The invention provides a lactic acid bacterium double-gene expression box which is used for conducting expression on an exogenous gene in the lactic acid bacterium after being inserted in the exogenous gene. The lactic acid bacterium double-gene expression box comprises a first expression box and a second expression box. The first expression box comprises a pldh promoter and a first terminator; and the second expression box comprises a p23 promoter and a second terminator. The invention further provides an expression carrier comprising the lactic acid bacterium double-gene expression box and a construction method of the expression carrier. By means of the expression carrier comprising the lactic acid bacterium double-gene expression box, coexpression of two objective exogenous genes in the lactic acid bacterium can be achieved, lactobacillus casei can express two kinds of bile salt hydrolase and show bile salt degradation activity.

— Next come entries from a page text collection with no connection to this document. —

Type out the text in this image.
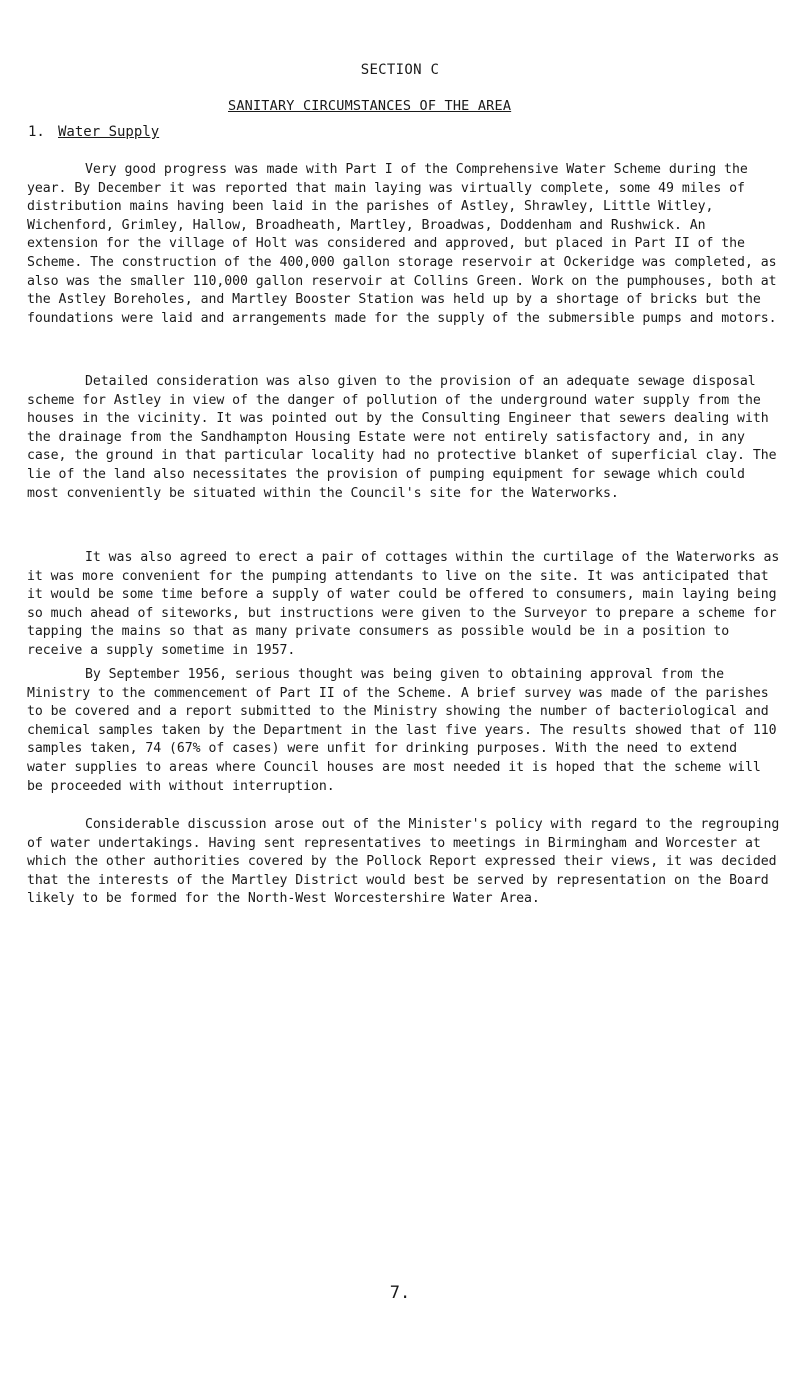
SECTION C
SANITARY CIRCUMSTANCES OF THE AREA
1. Water Supply
Very good progress was made with Part I of the Comprehensive Water Scheme during the year. By December it was reported that main laying was virtually complete, some 49 miles of distribution mains having been laid in the parishes of Astley, Shrawley, Little Witley, Wichenford, Grimley, Hallow, Broadheath, Martley, Broadwas, Doddenham and Rushwick. An extension for the village of Holt was considered and approved, but placed in Part II of the Scheme. The construction of the 400,000 gallon storage reservoir at Ockeridge was completed, as also was the smaller 110,000 gallon reservoir at Collins Green. Work on the pumphouses, both at the Astley Boreholes, and Martley Booster Station was held up by a shortage of bricks but the foundations were laid and arrangements made for the supply of the submersible pumps and motors.
Detailed consideration was also given to the provision of an adequate sewage disposal scheme for Astley in view of the danger of pollution of the underground water supply from the houses in the vicinity. It was pointed out by the Consulting Engineer that sewers dealing with the drainage from the Sandhampton Housing Estate were not entirely satisfactory and, in any case, the ground in that particular locality had no protective blanket of superficial clay. The lie of the land also necessitates the provision of pumping equipment for sewage which could most conveniently be situated within the Council's site for the Waterworks.
It was also agreed to erect a pair of cottages within the curtilage of the Waterworks as it was more convenient for the pumping attendants to live on the site. It was anticipated that it would be some time before a supply of water could be offered to consumers, main laying being so much ahead of siteworks, but instructions were given to the Surveyor to prepare a scheme for tapping the mains so that as many private consumers as possible would be in a position to receive a supply sometime in 1957.
By September 1956, serious thought was being given to obtaining approval from the Ministry to the commencement of Part II of the Scheme. A brief survey was made of the parishes to be covered and a report submitted to the Ministry showing the number of bacteriological and chemical samples taken by the Department in the last five years. The results showed that of 110 samples taken, 74 (67% of cases) were unfit for drinking purposes. With the need to extend water supplies to areas where Council houses are most needed it is hoped that the scheme will be proceeded with without interruption.
Considerable discussion arose out of the Minister's policy with regard to the regrouping of water undertakings. Having sent representatives to meetings in Birmingham and Worcester at which the other authorities covered by the Pollock Report expressed their views, it was decided that the interests of the Martley District would best be served by representation on the Board likely to be formed for the North-West Worcestershire Water Area.
7.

The invention discloses a method for fast screening lactobacillus for degrading cholesterol, comprising the steps of: preliminarily separating purified lactobacillus; selecting single bacterial colonyinto 0.2 mL PCR tube; adding with 10 mu L sterile 1*TE buffer solution and evenly blending; boiling at 100 DEG C for 5 min; cooling at -20 DEG C for 5 min; circling for 2-3 times; decentralizing at 5000r / min for 1 min; absorbing 8uL of supernatant to be taken as DNA template of PCR amplification; executing the PCR amplification; and analyzing and confirming the positive and negative of the BSH gene by means of electrophoresis experiment. The method further confirms the bacterial strain capable of degrading the cholesterol and can confirm the attribute of lactobacillus bile salt hydrolase in 12 hours. The method has prominent advantages of short work period and less workload.

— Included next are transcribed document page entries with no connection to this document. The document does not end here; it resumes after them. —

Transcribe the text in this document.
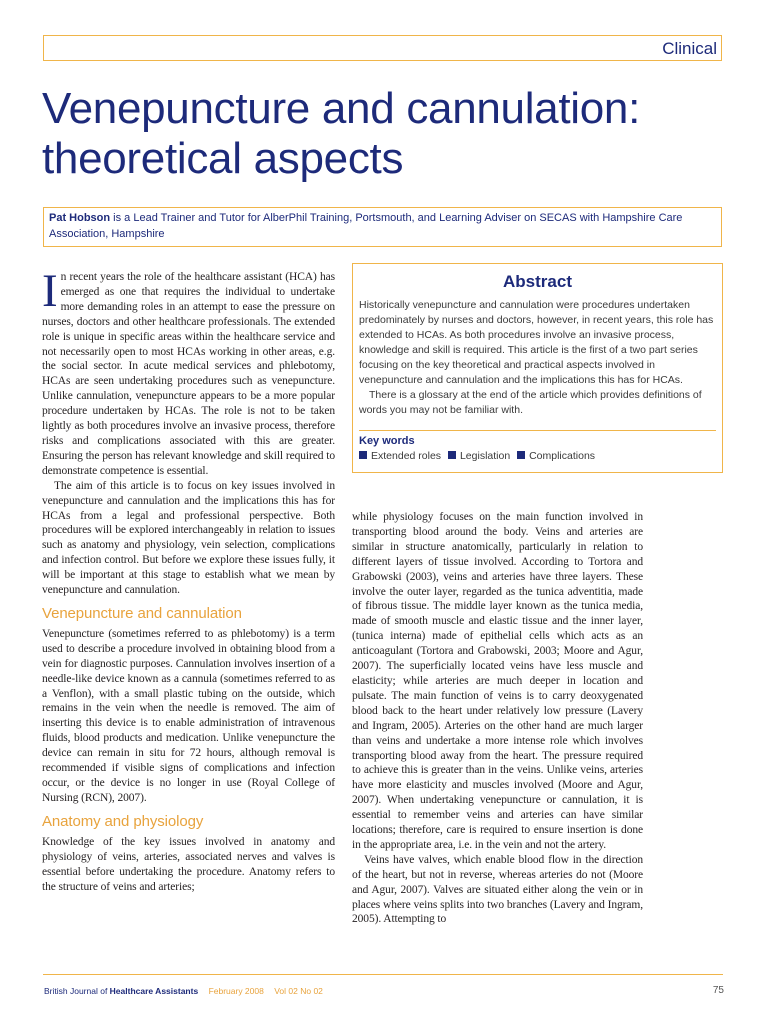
Clinical
Venepuncture and cannulation: theoretical aspects
Pat Hobson is a Lead Trainer and Tutor for AlberPhil Training, Portsmouth, and Learning Adviser on SECAS with Hampshire Care Association, Hampshire

In recent years the role of the healthcare assistant (HCA) has emerged as one that requires the individual to undertake more demanding roles in an attempt to ease the pressure on nurses, doctors and other healthcare professionals. The extended role is unique in specific areas within the healthcare service and not necessarily open to most HCAs working in other areas, e.g. the social sector. In acute medical services and phlebotomy, HCAs are seen undertaking procedures such as venepuncture. Unlike cannulation, venepuncture appears to be a more popular procedure undertaken by HCAs. The role is not to be taken lightly as both procedures involve an invasive process, therefore risks and complications associated with this are greater. Ensuring the person has relevant knowledge and skill required to demonstrate competence is essential.

The aim of this article is to focus on key issues involved in venepuncture and cannulation and the implications this has for HCAs from a legal and professional perspective. Both procedures will be explored interchangeably in relation to issues such as anatomy and physiology, vein selection, complications and infection control. But before we explore these issues fully, it will be important at this stage to establish what we mean by venepuncture and cannulation.

Venepuncture and cannulation

Venepuncture (sometimes referred to as phlebotomy) is a term used to describe a procedure involved in obtaining blood from a vein for diagnostic purposes. Cannulation involves insertion of a needle-like device known as a cannula (sometimes referred to as a Venflon), with a small plastic tubing on the outside, which remains in the vein when the needle is removed. The aim of inserting this device is to enable administration of intravenous fluids, blood products and medication. Unlike venepuncture the device can remain in situ for 72 hours, although removal is recommended if visible signs of complications and infection occur, or the device is no longer in use (Royal College of Nursing (RCN), 2007).

Anatomy and physiology

Knowledge of the key issues involved in anatomy and physiology of veins, arteries, associated nerves and valves is essential before undertaking the procedure. Anatomy refers to the structure of veins and arteries;

Abstract

Historically venepuncture and cannulation were procedures undertaken predominately by nurses and doctors, however, in recent years, this role has extended to HCAs. As both procedures involve an invasive process, knowledge and skill is required. This article is the first of a two part series focusing on the key theoretical and practical aspects involved in venepuncture and cannulation and the implications this has for HCAs.

There is a glossary at the end of the article which provides definitions of words you may not be familiar with.

Key words
Extended roles Legislation Complications

while physiology focuses on the main function involved in transporting blood around the body. Veins and arteries are similar in structure anatomically, particularly in relation to different layers of tissue involved. According to Tortora and Grabowski (2003), veins and arteries have three layers. These involve the outer layer, regarded as the tunica adventitia, made of fibrous tissue. The middle layer known as the tunica media, made of smooth muscle and elastic tissue and the inner layer, (tunica interna) made of epithelial cells which acts as an anticoagulant (Tortora and Grabowski, 2003; Moore and Agur, 2007). The superficially located veins have less muscle and elasticity; while arteries are much deeper in location and pulsate. The main function of veins is to carry deoxygenated blood back to the heart under relatively low pressure (Lavery and Ingram, 2005). Arteries on the other hand are much larger than veins and undertake a more intense role which involves transporting blood away from the heart. The pressure required to achieve this is greater than in the veins. Unlike veins, arteries have more elasticity and muscles involved (Moore and Agur, 2007). When undertaking venepuncture or cannulation, it is essential to remember veins and arteries can have similar locations; therefore, care is required to ensure insertion is done in the appropriate area, i.e. in the vein and not the artery.

Veins have valves, which enable blood flow in the direction of the heart, but not in reverse, whereas arteries do not (Moore and Agur, 2007). Valves are situated either along the vein or in places where veins splits into two branches (Lavery and Ingram, 2005). Attempting to

British Journal of Healthcare Assistants February 2008 Vol 02 No 02	75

The invention relates to a recombinant lactobacillus casei engineering strain and a preparation method thereof. The lactobacillus casei engineering strain carries an expression vector of a catalase gene and a bile salt hydrolase gene which are connected in series. The preparation method of the engineering strain comprises the following steps of: 1) respectively amplifying segments of the catalase gene and the bile salt hydrolase gene in genomes of lactobacillus sake and lactobacillus plantarum by a PCR method; 2) designing a specific restriction enzyme cutting site and constructing the specific restriction enzyme cutting site in an Escherichia coli-lactobacillus shuttle plasmid vector pSIP502 by series connection; and 3) converting a recombinant plasmid to lactobacillus casei by an electroporation method. The recombinant lactobacillus casei engineering strain prepared by the method can obviously improve oxidation resistance and bile salt resistance and can be applied to the fermented food industry.

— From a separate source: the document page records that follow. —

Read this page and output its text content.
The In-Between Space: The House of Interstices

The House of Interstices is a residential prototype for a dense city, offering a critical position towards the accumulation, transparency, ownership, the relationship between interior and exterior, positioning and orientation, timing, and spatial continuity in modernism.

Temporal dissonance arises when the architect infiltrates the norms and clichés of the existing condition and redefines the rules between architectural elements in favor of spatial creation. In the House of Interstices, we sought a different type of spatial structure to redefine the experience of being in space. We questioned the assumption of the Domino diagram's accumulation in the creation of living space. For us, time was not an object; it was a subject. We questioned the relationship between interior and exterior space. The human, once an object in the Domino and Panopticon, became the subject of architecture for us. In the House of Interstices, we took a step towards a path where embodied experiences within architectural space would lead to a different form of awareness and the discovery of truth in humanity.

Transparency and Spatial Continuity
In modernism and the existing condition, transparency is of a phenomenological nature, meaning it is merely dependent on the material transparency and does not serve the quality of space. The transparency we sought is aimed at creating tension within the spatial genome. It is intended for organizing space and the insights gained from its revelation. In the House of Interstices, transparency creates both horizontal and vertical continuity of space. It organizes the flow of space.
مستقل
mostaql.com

The invention discloses a bile salt hydrolase mutant with improved enzyme activity, and belongs to the technical field of enzyme engineering. The bile salt hydrolase mutant has the advantages that in a site-directed mutation mode, asparagine near active sites inside bile salt hydrolase molecules mutates into phenylalanine, tyrosine and tryptophan with high hydrophobicity; valine mutates into isoleucine; the molecule inside hydrophobicity is changed; the enzyme activity of the bacterial strain expression bile salt hydrolase is obviously improved; the enzyme producing capability of the modified bacterial strain is obviously improved; the enzyme activity is at least improved to 91.32U / mL; the enzyme activity improvement of a compound mutant strain pET-22b(+)-bsh-V59I / N19Y is most obvious and the enzyme activity reaches 141.87 U / mL; the enzyme activity is improved by 71.6 percent through being compared with that of an original strain; the production efficiency can be improved; and the bile salt hydrolase mutant is more suitable for industrial application.